Start main algorithm (SAS)
The SAS downloads the Docker image, starts the main algorithm and orchestrates the subtasks to be executed by the data stations.
Start subtasks (data stations)
The data stations receive their subtask from the central server, download the same Docker image and start the local part of the algorithm. The analysis is performed on the local data.
Sending local results
After each training cycle or analysis step, the algorithm on the data station sends the local results (e.g. model weights or statistical coefficients) to the SAS. The source data does not leave the data station.
Verification and aggregation
The SAS verifies the results, extracts metadata from the results and aggregates the results from all data stations into an aggregated intermediate model.

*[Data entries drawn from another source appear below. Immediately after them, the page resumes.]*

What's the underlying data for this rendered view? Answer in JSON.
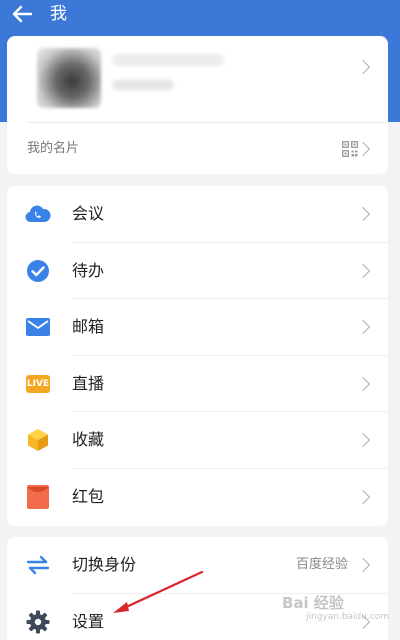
{
  "header": {
    "title": "我",
    "accent": "#3b78d8"
  },
  "profile": {
    "my_card_label": "我的名片",
    "qr_icon": "qr-code-icon"
  },
  "menu": {
    "items": [
      {
        "label": "会议",
        "icon": "meeting-cloud-icon",
        "color": "#3b82e8"
      },
      {
        "label": "待办",
        "icon": "todo-check-icon",
        "color": "#3b82e8"
      },
      {
        "label": "邮箱",
        "icon": "mail-icon",
        "color": "#3b82e8"
      },
      {
        "label": "直播",
        "icon": "live-icon",
        "color": "#f5a623",
        "badge": "LIVE"
      },
      {
        "label": "收藏",
        "icon": "favorites-cube-icon",
        "color": "#f5b623"
      },
      {
        "label": "红包",
        "icon": "red-envelope-icon",
        "color": "#f26b4a"
      }
    ]
  },
  "bottom": {
    "items": [
      {
        "label": "切换身份",
        "icon": "switch-identity-icon",
        "value": "百度经验"
      },
      {
        "label": "设置",
        "icon": "gear-icon"
      }
    ]
  },
  "watermark": {
    "brand": "Bai 经验",
    "sub": "jingyan.baidu.com"
  }
}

This completes one iteration.
Subsequent iterations
For subsequent steps, the data stations retrieve the aggregated results from the previous round from the SAS to further train their local models. This cycle repeats until the model converges or the desired number of iterations has been reached.
Completion
The SAS informs the researcher that the task has been completed. The researcher can then download the final, global model from the server. Throughout the process, no one — including the researcher — has access to intermediate results, which guarantees security.
Using PLUGIN for federated analysis and data pooling
PLUGIN/vantage6 was originally set up to support federated learning. However, the same infrastructure and processes can be applied to various forms of secondary data use.
The original use case for which vantage6 and PLUGIN were developed. The goal is to train separate machine learning models on each data station, which are then combined into a single model. Combining into a model essentially involves averaging across all models.
In federated analysis, the goal is not to train a model but to perform a statistical analysis. The "algorithm" here is an aggregation query (e.g. COUNT or AVG).
- Each PLUGIN data station executes the query locally.
- The aggregated (non-identifiable) results are sent to the central task.
- The central task combines the results for an overarching answer, with additional statistical disclosure control checks performed on the final result.
This directly aligns with the use case Answer data request.
The infrastructure can also be used to collect data at a central location, such as a Processing Hub. This is called "Data Pooling". Here, the "algorithm" is a selection query.
- Each PLUGIN data station executes a selection query to select a specific dataset or cohort.
- Instead of an aggregated result, the node forwards the selected raw data 'as-is' to the Processing Hub.
This process aligns with the scenario for central data availability as described in the use case Make data available for secondary use. Privacy and security here depend on the security of the receiving Processing Hub.